返って来たメガネを掛けると、矢吹が右手を出していた。
〔では改めて、契約成立だ〕
ヒナ子は手を出し、矢吹の手を握ると、矢吹はその手を自分の顔に寄せ、ヒナ子の手の甲にキスをした。
むちゅ〔ひゃん!〕
不意打ち気味に手にキスをされたヒナ子は、気が動転して状況がつかめなかった。
〔イイね、そのリアクション。でも、公の場ではもっと堂々としないとね♪〕
〔はわ、はわわわ〕
〔さてヒナ子クン、これからの話だけど……〕
矢吹は腕を組み、天井の方を見ながら、思いついた事をヒナ子に告げた。
〔う~ん、そうだなぁ……先ずメガネは止めて、コンタクトにしようね。 あと三つ編みもダサいから無しって事で〕
〔ええっ? コンタクトにするお金、ありません。それに、この長さだと、三つ編みにしないと校則違反だし……〕
ヒナ子は下を向き、弱々しく矢吹に言った。
〔お金の事は気にしないで。資金は運営から出させる。 うん、 イイ髪質だね。 髪の長さはそうだな……校則ギリの所でカットしよう♪〕サワサワ
矢吹はヒナ子の髪を優しく触り、もてあそんだ。
〔きゃ! や、止めて下さい、先輩〕
〔もうちょっとこのままで。 今、イメージを固めてる所だから……〕
矢吹がヒナ子の髪に、顔をうずめようとしたその時、教室の扉が勢いよく開いた。
ガラガラッ!
〔ん? 何?〕
扉の音に反応した矢吹が見た者は、身長は矢吹と同じ位の、薄藍色の緩いウェーブが掛かった、ざぁますメガネを掛けた男子生徒だった。
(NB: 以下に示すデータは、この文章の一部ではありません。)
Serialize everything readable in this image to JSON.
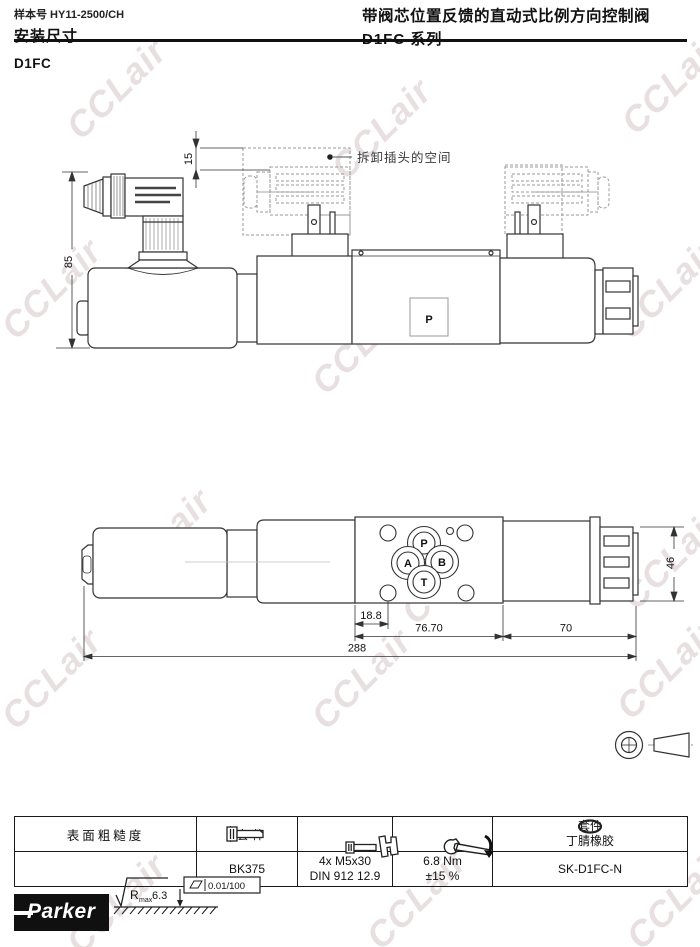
{
  "watermark": {
    "text": "CCLair"
  },
  "header": {
    "doc_number": "样本号 HY11-2500/CH",
    "page_title": "安装尺寸",
    "product_title": "带阀芯位置反馈的直动式比例方向控制阀",
    "series_title": "D1FC 系列",
    "section_label": "D1FC"
  },
  "drawing_side": {
    "callout": "拆卸插头的空间",
    "port_label": "P",
    "dims": {
      "height": "85",
      "plug_clearance": "15"
    }
  },
  "drawing_bottom": {
    "ports": {
      "p": "P",
      "a": "A",
      "b": "B",
      "t": "T"
    },
    "dims": {
      "hole_offset": "18.8",
      "block_width": "76.70",
      "right_len": "70",
      "overall": "288",
      "height": "46"
    }
  },
  "table": {
    "col1": {
      "header": "表面粗糙度",
      "rough_r": "R",
      "rough_sub": "max",
      "rough_val": "6.3",
      "flatness": "0.01/100"
    },
    "col2": {
      "header_label": "套 件",
      "value": "BK375"
    },
    "col3": {
      "value_line1": "4x M5x30",
      "value_line2": "DIN 912 12.9"
    },
    "col4": {
      "value_line1": "6.8 Nm",
      "value_line2": "±15 %"
    },
    "col5": {
      "header_label": "套件",
      "header_line2": "丁腈橡胶",
      "value": "SK-D1FC-N"
    }
  },
  "footer": {
    "logo_text": "Parker"
  }
}
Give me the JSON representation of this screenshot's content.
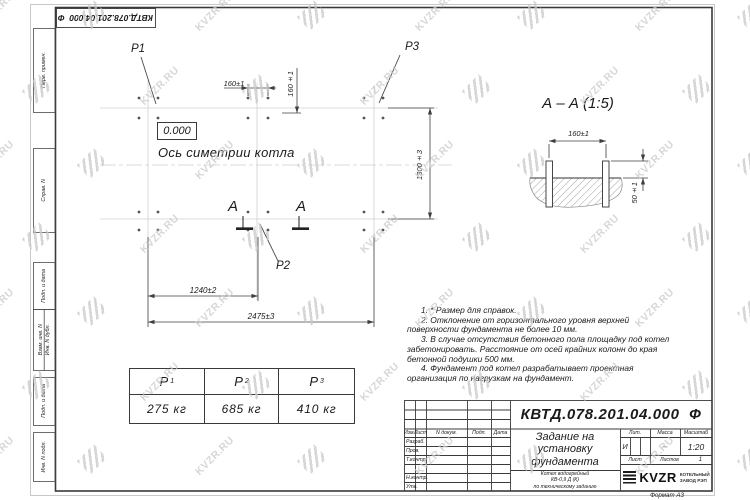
{
  "watermark": {
    "text": "KVZR.RU"
  },
  "sheet": {
    "stamp_rotated": "КВТД.078.201.04.000  Ф",
    "format_note": "Формат А3",
    "side_labels": {
      "perv_primen": "Перв. примен.",
      "sprav_n": "Справ. N",
      "podp_data_1": "Подп. и дата",
      "vzam_inv": "Взам. инв. N",
      "inv_dubl": "Инв. N дубл.",
      "podp_data_2": "Подп. и дата",
      "inv_podl": "Инв. N подл."
    }
  },
  "plan": {
    "label_p1": "P1",
    "label_p2": "P2",
    "label_p3": "P3",
    "level_mark": "0.000",
    "axis_label": "Ось симетрии котла",
    "section_letter_left": "А",
    "section_letter_right": "А",
    "dim_160_top": "160±1",
    "dim_160_side": "160±1",
    "dim_1300": "1300±3",
    "dim_1240": "1240±2",
    "dim_2475": "2475±3"
  },
  "section_view": {
    "title": "А – А (1:5)",
    "dim_160": "160±1",
    "dim_50": "50±1"
  },
  "notes": [
    "1. * Размер для справок.",
    "2. Отклонение от горизонтального уровня верхней поверхности фундамента не более 10 мм.",
    "3. В случае отсутствия бетонного пола площадку под котел забетонировать. Расстояние от осей крайних колонн до края бетонной подушки 500 мм.",
    "4. Фундамент под котел разрабатывает проектная организация по нагрузкам на фундамент."
  ],
  "load_table": {
    "headers": [
      {
        "base": "P",
        "sub": "1"
      },
      {
        "base": "P",
        "sub": "2"
      },
      {
        "base": "P",
        "sub": "3"
      }
    ],
    "values": [
      "275 кг",
      "685 кг",
      "410 кг"
    ]
  },
  "title_block": {
    "doc_number": "КВТД.078.201.04.000  Ф",
    "title": "Задание на установку фундамента",
    "product_lines": [
      "Котел водогрейный",
      "КВ-0,9 Д (К)",
      "по техническому заданию"
    ],
    "columns": {
      "izm": "Изм.",
      "list": "Лист",
      "doc": "N докум.",
      "podp": "Подп.",
      "data": "Дата"
    },
    "rows": {
      "razrab": "Разраб.",
      "prov": "Пров.",
      "tkontr": "Т.контр.",
      "nkontr": "Н.контр.",
      "utv": "Утв."
    },
    "lit_label": "Лит.",
    "lit_value": "И",
    "massa_label": "Масса",
    "massa_value": "–",
    "masshtab_label": "Масштаб",
    "masshtab_value": "1:20",
    "list_label": "Лист",
    "listov_label": "Листов",
    "listov_value": "1",
    "company": {
      "logo_text": "KVZR",
      "name_line1": "КОТЕЛЬНЫЙ",
      "name_line2": "ЗАВОД РЭП"
    }
  }
}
ただし、制服は紺色のボタン無し詰襟の学ランで、通称『海軍服』と呼ばれる制服であった。
〔何を、やっているんだ!?〕
〔何だあんた? ん? その制服、まさか『快晴』か?」
ヒナ子から距離を取った矢吹は、他校の制服を見て驚きの表情を浮かべた。
〔お兄、ちゃん?〕
〔ヒナ子、無事か?〕
ヒナ子が兄と呼んだ男子生徒は、瞬歩を使ってヒナ子の前に立った。
〔嫌な予感がして、もしやと思いヒナ子の教室に来てみれば……〕
〔お兄ちゃん、違うの! これにはワケがあるの!〕
〔お兄さんか……しかし、他校の生徒には関係ないね!〕
〔無関係なワケがあるか! 俺はコイツの兄だ!〕
矢吹は、『プロジェクト・ミネルバ』についての概略を兄に説明した。
〔……と言うワケだ朝倉兄。参加の意思は、ヒナ子クンから直に聞いている〕
〔そうなのか? ヒナ子?〕
〔うん。私が決めた!〕
兄は眉間にしわを寄せ、ヒナ子に聞いたが、ヒナ子の意思は固かった。
〔ついさっき決まったんでね。父兄には追って説明があると思うから〕
前振りのあと、矢吹はポーズ付きで朝倉兄に言い放った。
〔賽は投げられた! 俺は、ヒナ子クンをプロデュースする!〕ビシィ
少し間があり、朝倉兄はゆっくりと口を開いた。
〔他校の方針に口出しするつもりは無い。ましてやヒナ子の意思によるものであれば、俺が反対する理由は無い……〕
〔物分かりのイイお兄さんで、助かったよ〕
〔イイの? お兄ちゃん?〕
朝倉兄の言葉に、矢吹はホッとした。朝倉兄が続ける。
〔面白い。やれるものならやって見ろ。その結果、万が一妹が傷付く様な事があったら……〕
【お前を、全力で叩き潰す!!】ズビシィ
今度は朝倉兄が、ポーズ付きで矢吹に言い放った。
「あ、ああ。期待してくれ、朝倉兄。 絶対に失望はさせない!」
「その言葉、覚えておく……帰るぞ、ヒナ子」
「あ、待って、お兄ちゃん」
朝倉兄は、そう吐き捨てる様に言い、教室を出て行った。
ヒナ子は矢吹に一礼し、パタパタと足を鳴らして兄を追った。
◇ ◇ ◇ ◇ ◇
「はい! カーット!」
監督の合図で、今までの緊迫した空気が和らいだ。